Das Beste kam zum Schluss

10 Jahre und 55 Filme - der Abschied fiel schwer nach so langer Zeit. Doch das Ciné Soir-Team freut sich schon auf seine Nachfolger und feierte den Abend mit diesem herrlichen Film.

Bericht von Carola Androwski
Fotos von Christiane Bracher

«Hoffentlich verspreche ich mich nicht ausgerechnet heute!» Margrit Berger, elegant wie immer, ist sichtlich nervös – und auch ein bisschen feucht um die Augen.

Kein Wunder, denn dieses letzte Ciné Soir-Event ist nicht nur das letzte des Winterhalbjahres 2023/24, sondern auch der letzte Auftritt des Organisationsteams Margrit Berger, Trudi Kummer und Ruedi Hösli. Aber davon später mehr.

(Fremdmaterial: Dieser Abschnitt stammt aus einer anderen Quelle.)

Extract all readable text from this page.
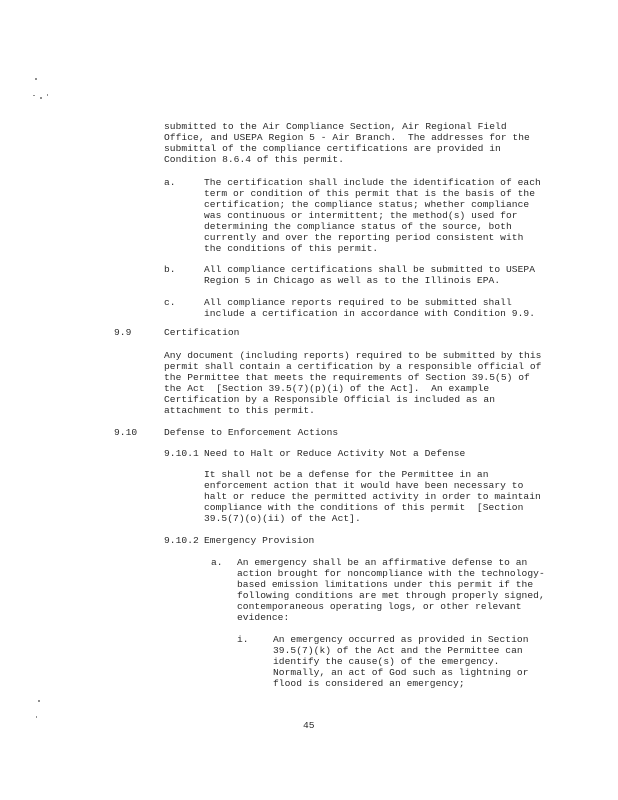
submitted to the Air Compliance Section, Air Regional Field
Office, and USEPA Region 5 - Air Branch.  The addresses for the
submittal of the compliance certifications are provided in
Condition 8.6.4 of this permit.
a.	The certification shall include the identification of each
term or condition of this permit that is the basis of the
certification; the compliance status; whether compliance
was continuous or intermittent; the method(s) used for
determining the compliance status of the source, both
currently and over the reporting period consistent with
the conditions of this permit.
b.	All compliance certifications shall be submitted to USEPA
Region 5 in Chicago as well as to the Illinois EPA.
c.	All compliance reports required to be submitted shall
include a certification in accordance with Condition 9.9.
9.9	Certification
Any document (including reports) required to be submitted by this
permit shall contain a certification by a responsible official of
the Permittee that meets the requirements of Section 39.5(5) of
the Act  [Section 39.5(7)(p)(i) of the Act].  An example
Certification by a Responsible Official is included as an
attachment to this permit.
9.10	Defense to Enforcement Actions
9.10.1 Need to Halt or Reduce Activity Not a Defense
It shall not be a defense for the Permittee in an
enforcement action that it would have been necessary to
halt or reduce the permitted activity in order to maintain
compliance with the conditions of this permit  [Section
39.5(7)(o)(ii) of the Act].
9.10.2 Emergency Provision
a. An emergency shall be an affirmative defense to an
action brought for noncompliance with the technology-
based emission limitations under this permit if the
following conditions are met through properly signed,
contemporaneous operating logs, or other relevant
evidence:
i.	An emergency occurred as provided in Section
39.5(7)(k) of the Act and the Permittee can
identify the cause(s) of the emergency.
Normally, an act of God such as lightning or
flood is considered an emergency;
45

Zuerst stellt Margrit den Film des Abends vor, der sinnigerweise «Das Beste kommt zum Schluss» heisst, Regisseur Rob Reiner, Hauptdarsteller Jack Nicholson und Morgan Freeman. Sie stimmt ihr Publikum ein auf die beiden Hauptdarsteller und auf die wunderbar märchenhafte Geschichte, die nun auf der Leinwand folgt. Als technischen Verantwortlichen stellt Margrit bereits vor dem Film Jean-Pierre Guenter vor, eines der vier Mitglieder des Nachfolgeteams, bestehend aus Ursula Hürzeler, Sonia Joss, Hanna Schweizer und eben Jean-Pierre Guenter.

Der Film schlägt alle in seinen Bann – komisch, traurig, verrückt und weise: Dieser Film spielt auf allen Instrumenten. In einem Krankenhaus treffen sich zwei Krebskranke im Endstadium: der amoralische weisse Klinikbesitzer und Milliardär Edward Cole und der hochgebildete schwarze Automechaniker Carter Chambers. Die beiden freunden sich an und beschliessen, ihren Tod nicht einfach zu erwarten, sondern alle die Sachen zu tun, die sie schon immer tun wollten. Mit Coles Mitteln gehen sie auf Weltreise. Als es Chambers schlechter geht, will dieser nachhause. Er stirbt umgeben von seiner Frau und Familie, aber erst, nachdem er Cole überredet hat, sich mit seiner Tochter zu versöhnen. Cole wird 81 Jahre alt und stirbt, so der Film «mit geschlossenen Augen, aber offenem Herzen».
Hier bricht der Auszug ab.